Divine discontentment has a totally different flavor. It is not ordinary discontentment; it is asking, it is praying to existence, “You are giving me so much. I am grateful on the one hand, and on the other hand I feel that I am not worthy of it. You should make me worthy also. My discontentment is about my worth, not about your gift.” When it is about the gift, it is an ordinary discontentment. When it is about your worth, then it takes a totally new dimension. It becomes divine.
You say, I remember once a friend said, “If you think this is it, you can be sure it is not.” Do you know if your friend has got it? You should have asked him, “What about you? Do you have it? If you say you have it, you don’t have it.
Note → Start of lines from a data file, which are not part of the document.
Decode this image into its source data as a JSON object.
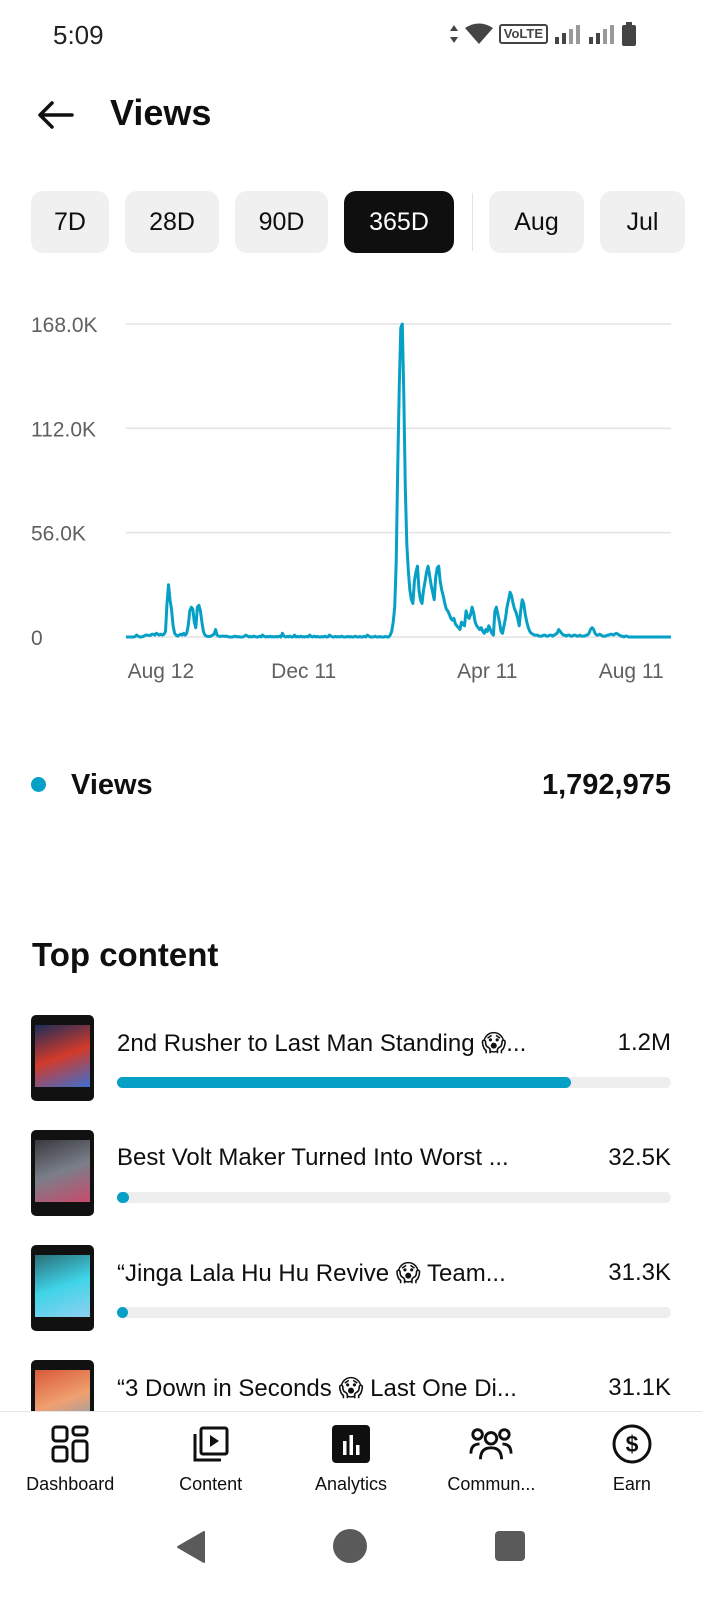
{
  "status_bar": {
    "time": "5:09",
    "network_label": "VoLTE"
  },
  "header": {
    "title": "Views"
  },
  "period_tabs": [
    {
      "label": "7D",
      "active": false
    },
    {
      "label": "28D",
      "active": false
    },
    {
      "label": "90D",
      "active": false
    },
    {
      "label": "365D",
      "active": true
    },
    {
      "label": "Aug",
      "active": false
    },
    {
      "label": "Jul",
      "active": false
    }
  ],
  "chart_data": {
    "type": "line",
    "series": [
      {
        "values": [
          0,
          0,
          0,
          0,
          0,
          0,
          200,
          1000,
          500,
          0,
          0,
          200,
          600,
          1000,
          1000,
          900,
          800,
          1500,
          1500,
          1000,
          2000,
          1500,
          1000,
          1500,
          1000,
          1500,
          3000,
          18000,
          28000,
          20000,
          15000,
          6000,
          2000,
          1000,
          500,
          1000,
          1500,
          1000,
          2000,
          1000,
          2000,
          6000,
          14000,
          16000,
          15000,
          8000,
          5000,
          16000,
          17000,
          14000,
          8000,
          3000,
          1000,
          500,
          200,
          300,
          500,
          1000,
          1500,
          4000,
          1000,
          500,
          200,
          500,
          500,
          300,
          500,
          200,
          0,
          0,
          0,
          200,
          500,
          0,
          200,
          0,
          0,
          0,
          500,
          1000,
          500,
          0,
          300,
          0,
          500,
          200,
          0,
          0,
          500,
          0,
          1000,
          300,
          0,
          300,
          0,
          500,
          0,
          200,
          0,
          300,
          0,
          500,
          0,
          2000,
          500,
          0,
          300,
          0,
          500,
          0,
          0,
          1000,
          0,
          300,
          0,
          500,
          0,
          200,
          0,
          300,
          0,
          1000,
          200,
          0,
          500,
          0,
          300,
          0,
          0,
          200,
          0,
          500,
          0,
          0,
          1000,
          500,
          0,
          0,
          300,
          0,
          200,
          0,
          500,
          0,
          0,
          0,
          300,
          0,
          200,
          0,
          0,
          500,
          0,
          0,
          200,
          0,
          0,
          300,
          0,
          1000,
          500,
          0,
          0,
          0,
          500,
          0,
          0,
          200,
          0,
          0,
          0,
          300,
          0,
          0,
          1000,
          3000,
          8000,
          16000,
          40000,
          90000,
          135000,
          166000,
          168000,
          130000,
          80000,
          50000,
          35000,
          25000,
          20000,
          18000,
          30000,
          35000,
          38000,
          25000,
          20000,
          18000,
          25000,
          30000,
          35000,
          38000,
          33000,
          28000,
          24000,
          20000,
          32000,
          37000,
          38000,
          30000,
          25000,
          22000,
          18000,
          15000,
          14000,
          12000,
          10000,
          9000,
          10000,
          7000,
          6000,
          5000,
          4000,
          8000,
          7000,
          6000,
          14000,
          11000,
          10000,
          12000,
          16000,
          13000,
          8000,
          6000,
          5000,
          4000,
          5000,
          3000,
          2000,
          4000,
          3000,
          6000,
          4000,
          2000,
          1000,
          14000,
          16000,
          12000,
          8000,
          3000,
          2000,
          6000,
          10000,
          16000,
          20000,
          24000,
          22000,
          18000,
          15000,
          13000,
          10000,
          6000,
          14000,
          20000,
          18000,
          12000,
          8000,
          5000,
          3000,
          2000,
          1500,
          1000,
          1000,
          1000,
          500,
          500,
          500,
          1000,
          1000,
          500,
          500,
          1000,
          1000,
          500,
          1000,
          1500,
          2000,
          4000,
          3000,
          2000,
          1000,
          1000,
          500,
          1000,
          1000,
          500,
          500,
          1000,
          1000,
          500,
          500,
          1000,
          500,
          500,
          500,
          1000,
          1000,
          2000,
          4000,
          5000,
          4000,
          2000,
          1000,
          1000,
          1500,
          1000,
          500,
          500,
          500,
          1000,
          1000,
          1500,
          1500,
          1000,
          1500,
          2000,
          1500,
          1000,
          500,
          500,
          0,
          500,
          500,
          0,
          0,
          0,
          0,
          0,
          0,
          0,
          0,
          0,
          0,
          0,
          0,
          0,
          0,
          0,
          0,
          0,
          0,
          0,
          0,
          0,
          0,
          0,
          0,
          0,
          0,
          0,
          0,
          0
        ]
      }
    ],
    "x_tick_labels": [
      "Aug 12",
      "Dec 11",
      "Apr 11",
      "Aug 11"
    ],
    "y_tick_labels": [
      "0",
      "56.0K",
      "112.0K",
      "168.0K"
    ],
    "ylim": [
      0,
      168000
    ],
    "grid": true,
    "color": "#06a0c7"
  },
  "legend": {
    "label": "Views",
    "total": "1,792,975",
    "color": "#06a0c7"
  },
  "top_content": {
    "title": "Top content",
    "items": [
      {
        "title": "2nd Rusher to Last Man Standing 😱...",
        "value": "1.2M",
        "share": 0.82,
        "thumb_colors": [
          "#1c2d5a",
          "#d23a2a",
          "#3b6fd0"
        ]
      },
      {
        "title": "Best Volt Maker Turned Into Worst ...",
        "value": "32.5K",
        "share": 0.021,
        "thumb_colors": [
          "#3a3a40",
          "#7a7f8a",
          "#c94a6a"
        ]
      },
      {
        "title": "“Jinga Lala Hu Hu Revive 😱 Team...",
        "value": "31.3K",
        "share": 0.02,
        "thumb_colors": [
          "#2b6f78",
          "#3fd4e8",
          "#8fd0f0"
        ]
      },
      {
        "title": "“3 Down in Seconds 😱 Last One Di...",
        "value": "31.1K",
        "share": 0.02,
        "thumb_colors": [
          "#d85a3a",
          "#f0a070",
          "#6fa0c0"
        ]
      }
    ]
  },
  "bottom_nav": [
    {
      "label": "Dashboard",
      "icon": "dashboard-icon"
    },
    {
      "label": "Content",
      "icon": "content-icon"
    },
    {
      "label": "Analytics",
      "icon": "analytics-icon"
    },
    {
      "label": "Commun...",
      "icon": "community-icon"
    },
    {
      "label": "Earn",
      "icon": "earn-icon"
    }
  ]
}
If you say you don’t have it, you don’t have any right to say such a statement.”
You simply accepted a statement which can be made only by an enlightened man – not by any ordinary friend. He must have read it in some book. If you meet him again, ask, “Have you got it?” and listen to his answer. In every way he is going to be wrong. If he says yes, he has not got it. If he says no, then you can say, “If you have not got it, how do you know? On what authority can you make this statement, that if you think this is it, you can be sure it is not.”
Look at it from the other side: if you are sure it is not, do you think you have got it? The people who have got it don’t say that they have got it. They don’t say they have not got it either; they simply smile at the mystery of the experience, that it cannot be expressed as yes or as no. It is beyond the duality of yes and no, beyond the positive and the negative.
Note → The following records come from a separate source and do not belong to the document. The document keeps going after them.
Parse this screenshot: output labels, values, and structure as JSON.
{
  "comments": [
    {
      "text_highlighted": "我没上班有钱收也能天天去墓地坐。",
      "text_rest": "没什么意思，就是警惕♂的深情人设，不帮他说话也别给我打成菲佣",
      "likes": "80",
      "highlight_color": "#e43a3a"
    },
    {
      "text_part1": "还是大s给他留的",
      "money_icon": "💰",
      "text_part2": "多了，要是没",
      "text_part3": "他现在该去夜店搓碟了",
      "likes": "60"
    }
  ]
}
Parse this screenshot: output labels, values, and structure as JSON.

So if you use the positive you are wrong, and if you use the negative you are wrong still. Only silence is something which is beyond both – or a smile, or a laughter, which does not say yes, which does not say no, but expresses absolutely that you have got it. Your radiant face, your eyes, your grace – let them say that you have got it. Don’t use words.
There are limits beyond which any word is meaningless. And don’t listen to the advice of friends who are simply knowledgeable, because I cannot think you have found a friend who is enlightened. He is simply repeating verbatim from a Zen master whose statement this is, and you accepted it.
Never accept anybody’s knowledge. It is going to disturb your own progress. “This pushes me on,” you say, “to inquire more deeply. Laughter helps to move beyond tension, and with divine discontent I just need to remember to laugh at myself.” You know what you need: “just to remember to laugh at myself.” Then why don’t you do it? You know the answer.
But the friend has disturbed you. Always remember, advice is the only thing in the world that is given freely by everybody and is not accepted by anybody. The whole day people are giving advice, knowing perfectly well that nobody is going to accept it and also knowing that they don’t follow their own advice either. But a few people get caught into it, and then they make an unnecessary mess.
Avoid advice. You are right on the path; you are meditating. Just remember one thing, that whatever is coming to you is more than you deserve. And remember to laugh.